What Are Drains After Surgery and How Do They Work?

A surgical drain is a temporary medical device used after an operation to remove unwanted fluid or air from the surgical site. Excess fluid accumulation can prevent tissues from healing properly and increase the risk of complications. By drawing this material away from the wound bed, the drain helps the body recover more smoothly and allows healthcare providers to monitor the internal healing environment.

The Purpose and Function of Surgical Drains

Surgical drains prevent the accumulation of natural body fluids in the space created by surgery, often called “dead space.” Without drainage, this space can fill with blood or lymphatic fluid, leading to a hematoma (a collection of blood) or a seroma (a collection of clear, yellowish fluid). These collections delay wound healing, cause pain, and provide a medium for bacteria, increasing the potential for infection.

Drains function through two mechanisms: passive and active drainage. Passive drains rely on natural physics, such as gravity and capillary action, to draw fluid out of the body. For these to work effectively, the exit point of the drain must be positioned lower than the wound site to allow the fluid to flow downward.

Active drains utilize a negative pressure system, often described as suction, to pull fluid from the surgical site into a collection reservoir. This continuous or intermittent suction is more efficient and allows the drain to be used in various body locations. Active systems maintain a closed environment, reducing the risk of infection.

Identifying Common Types of Post-Surgical Drains

The choice of drain depends on the type of surgery, the amount of fluid expected, and the location of the wound. The Jackson-Pratt (JP) drain is a common active, closed-suction system consisting of a flexible tube connected to a small collection bulb. Suction is created by manually compressing the bulb and sealing it with a plug, causing the bulb to expand as it draws fluid. JP drains are used for surgeries that produce low to moderate amounts of fluid.

The Hemovac is another active, closed-suction drain, often used for procedures generating larger volumes, such as major joint replacements. It uses a collapsible, cylindrical or accordion-shaped container instead of a bulb. When compressed and sealed, a spring mechanism within the reservoir creates the negative pressure to pull fluid from the wound.

The Penrose drain is the most common example of a passive, open-ended system. It is a soft, flat, ribbon-like latex tube that allows fluid to seep out onto an absorbent dressing placed over the exit site. Relying on overflow and gravity, the Penrose drain is often used for superficial wounds or to drain thick, infected fluids where lower pressure is desired.

Daily Management and Monitoring of Drain Output

Proper daily management of a surgical drain is important for recovery. For active drains, maintaining suction is paramount, requiring regular emptying of the reservoir before it loses its compressed shape. To re-establish negative pressure, the plug must be removed, the fluid poured out, and the reservoir fully squeezed flat before the plug is replaced.

Monitoring and recording the output volume must be done accurately, typically every eight to twelve hours, to track healing progression. The total volume collected is measured using a calibrated cup and documented on a dedicated drain record sheet. This record-keeping allows the surgeon to identify trends and determine the appropriate time for drain removal.

The drain site should be cleaned daily to prevent infection, and the tubing must be secured to prevent accidental tugging or dislodgement. The care team should be immediately notified if warning signs appear.

Fluid Characteristics

The color and consistency of the fluid must also be documented, as this indicates the type of fluid being drained. Initially, the fluid is often sanguineous (dark red and bloody), which then transitions to serosanguineous (a pinkish-red mixture of blood and clear serum).

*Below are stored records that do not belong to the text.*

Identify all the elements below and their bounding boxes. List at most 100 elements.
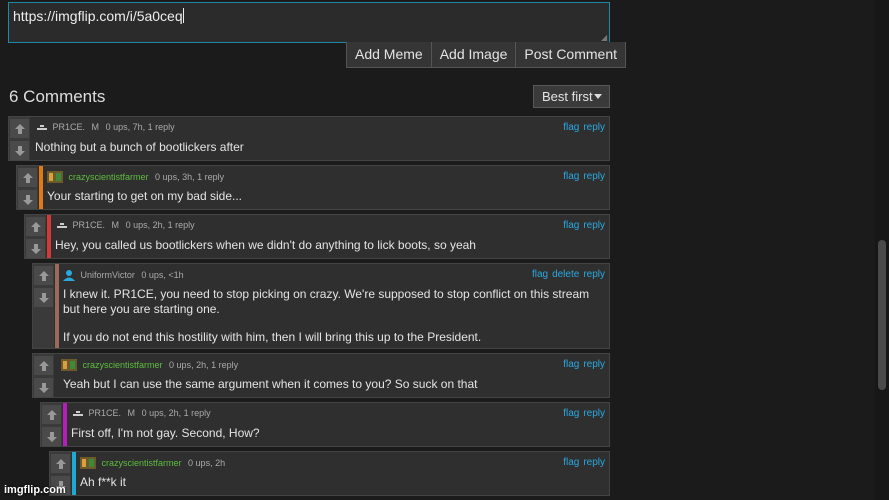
reply-link[interactable]: reply	[583, 171, 605, 182]
avatar[interactable]	[61, 359, 77, 373]
comment-username[interactable]: crazyscientistfarmer	[102, 458, 182, 468]
comment-text: Yeah but I can use the same argument whe…	[63, 377, 478, 391]
flag-link[interactable]: flag	[563, 220, 579, 231]
downvote-button[interactable]	[34, 288, 53, 307]
reply-link[interactable]: reply	[583, 359, 605, 370]
comment-text: Your starting to get on my bad side...	[47, 189, 243, 203]
comment-username[interactable]: UniformVictor	[81, 270, 135, 280]
comment: PR1CE. M 0 ups, 2h, 1 reply flag reply He…	[24, 214, 610, 259]
upvote-button[interactable]	[26, 217, 45, 236]
comment-text: Nothing but a bunch of bootlickers after	[35, 140, 244, 154]
arrow-down-icon	[30, 243, 41, 254]
sort-dropdown[interactable]: Best first	[533, 85, 610, 108]
resize-handle-icon[interactable]: ◢	[601, 34, 608, 42]
comment-username[interactable]: PR1CE.	[73, 220, 106, 230]
comment: PR1CE. M 0 ups, 2h, 1 reply flag reply Fi…	[40, 402, 610, 447]
arrow-up-icon	[14, 123, 25, 134]
arrow-down-icon	[38, 292, 49, 303]
comment-header: UniformVictor 0 ups, <1h	[63, 269, 184, 283]
imgflip-watermark: imgflip.com	[4, 484, 66, 496]
comment-input-value: https://imgflip.com/i/5a0ceq	[13, 8, 183, 24]
comment-username[interactable]: PR1CE.	[53, 122, 86, 132]
scrollbar-thumb[interactable]	[878, 240, 886, 390]
comment-header: PR1CE. M 0 ups, 2h, 1 reply	[73, 408, 211, 421]
comment-paragraph: I knew it. PR1CE, you need to stop picki…	[63, 287, 590, 316]
flag-link[interactable]: flag	[563, 359, 579, 370]
vote-column	[33, 354, 54, 397]
downvote-button[interactable]	[42, 427, 61, 446]
page: https://imgflip.com/i/5a0ceq ◢ Add Meme …	[0, 0, 889, 500]
mod-badge: M	[111, 220, 120, 230]
comment-text: Hey, you called us bootlickers when we d…	[55, 238, 476, 252]
comment-links: flag reply	[559, 171, 605, 182]
sort-label: Best first	[542, 89, 593, 104]
add-image-button[interactable]: Add Image	[431, 42, 517, 67]
reply-link[interactable]: reply	[583, 122, 605, 133]
upvote-button[interactable]	[10, 119, 29, 138]
comment-header: crazyscientistfarmer 0 ups, 2h, 1 reply	[61, 359, 238, 373]
avatar[interactable]	[80, 457, 96, 471]
comment-input[interactable]: https://imgflip.com/i/5a0ceq ◢	[8, 2, 610, 43]
comment-links: flag delete reply	[528, 269, 605, 280]
avatar[interactable]	[73, 411, 83, 421]
reply-link[interactable]: reply	[583, 269, 605, 280]
comment-header: PR1CE. M 0 ups, 2h, 1 reply	[57, 220, 195, 233]
comment-links: flag reply	[559, 457, 605, 468]
thread-stripe	[55, 264, 59, 348]
upvote-button[interactable]	[18, 168, 37, 187]
vote-column	[33, 264, 54, 348]
chevron-down-icon	[594, 94, 602, 99]
comment-meta: 0 ups, <1h	[141, 270, 184, 280]
arrow-up-icon	[30, 221, 41, 232]
reply-link[interactable]: reply	[583, 408, 605, 419]
text-caret	[182, 8, 184, 23]
upvote-button[interactable]	[34, 356, 53, 375]
arrow-down-icon	[46, 431, 57, 442]
comment-links: flag reply	[559, 359, 605, 370]
flag-link[interactable]: flag	[563, 457, 579, 468]
reply-link[interactable]: reply	[583, 457, 605, 468]
arrow-up-icon	[38, 360, 49, 371]
flag-link[interactable]: flag	[563, 122, 579, 133]
scrollbar[interactable]	[875, 0, 889, 500]
upvote-button[interactable]	[34, 266, 53, 285]
comment-meta: 0 ups, 2h	[188, 458, 226, 468]
comment-username[interactable]: PR1CE.	[89, 408, 122, 418]
add-meme-button[interactable]: Add Meme	[347, 42, 432, 67]
thread-stripe	[39, 166, 43, 209]
vote-column	[41, 403, 62, 446]
delete-link[interactable]: delete	[552, 269, 579, 280]
reply-link[interactable]: reply	[583, 220, 605, 231]
vote-column	[9, 117, 30, 160]
flag-link[interactable]: flag	[532, 269, 548, 280]
arrow-down-icon	[38, 382, 49, 393]
comment-username[interactable]: crazyscientistfarmer	[83, 360, 163, 370]
post-comment-button[interactable]: Post Comment	[516, 42, 626, 67]
downvote-button[interactable]	[26, 239, 45, 258]
arrow-down-icon	[14, 145, 25, 156]
comment: UniformVictor 0 ups, <1h flag delete reply…	[32, 263, 610, 349]
flag-link[interactable]: flag	[563, 171, 579, 182]
avatar[interactable]	[47, 171, 63, 185]
avatar[interactable]	[37, 125, 47, 135]
flag-link[interactable]: flag	[563, 408, 579, 419]
downvote-button[interactable]	[34, 378, 53, 397]
arrow-up-icon	[38, 270, 49, 281]
upvote-button[interactable]	[42, 405, 61, 424]
mod-badge: M	[91, 122, 100, 132]
upvote-button[interactable]	[51, 454, 70, 473]
comment-links: flag reply	[559, 220, 605, 231]
comment-header: crazyscientistfarmer 0 ups, 3h, 1 reply	[47, 171, 224, 185]
downvote-button[interactable]	[10, 141, 29, 160]
thread-stripe	[72, 452, 76, 495]
comment-username[interactable]: crazyscientistfarmer	[69, 172, 149, 182]
arrow-up-icon	[55, 458, 66, 469]
arrow-up-icon	[22, 172, 33, 183]
avatar[interactable]	[57, 223, 67, 233]
comment-header: PR1CE. M 0 ups, 7h, 1 reply	[37, 122, 175, 135]
comment-text: I knew it. PR1CE, you need to stop picki…	[63, 287, 603, 345]
comment-paragraph: If you do not end this hostility with hi…	[63, 330, 482, 344]
user-icon[interactable]	[63, 269, 75, 283]
downvote-button[interactable]	[18, 190, 37, 209]
comment-links: flag reply	[559, 408, 605, 419]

As the wound heals, the drainage should become serous, appearing pale yellow or straw-colored and thin.

Warning Signs

Notify the care team immediately if any of the following occurs:

  • The fluid suddenly changes to bright red, indicating fresh bleeding.
  • The fluid becomes thick and cloudy with a foul odor, suggesting infection.
  • The drain site shows signs of increasing redness, swelling, or severe pain.
  • There is a sudden and complete cessation of output, which may indicate a blockage or kink in the tubing.

Criteria and Process for Drain Removal

The decision to remove a surgical drain is based on specific clinical criteria, not a fixed timeline. The primary factor is the volume of fluid draining over a 24-hour period, indicating that the body’s internal fluid production is decreasing. Removal is typically appropriate when the output consistently falls below a threshold, usually 20 to 50 milliliters over 24 hours.

This low-volume threshold confirms that the dead space has been sufficiently obliterated and that the remaining fluid can be reabsorbed by the body. Waiting for this low output prevents premature removal, which could lead to a seroma or hematoma. The consistency of the fluid is also considered, with clear, serous fluid being preferable.

The removal procedure is generally quick and performed by a nurse or physician. The process involves releasing any suction, removing the suture holding the tube in place, and having the patient take a deep breath as the tube is smoothly pulled out. While the sensation may feel unusual, it typically causes only minimal and brief discomfort. The exit site is then covered with a small dressing and usually closes naturally within a few days.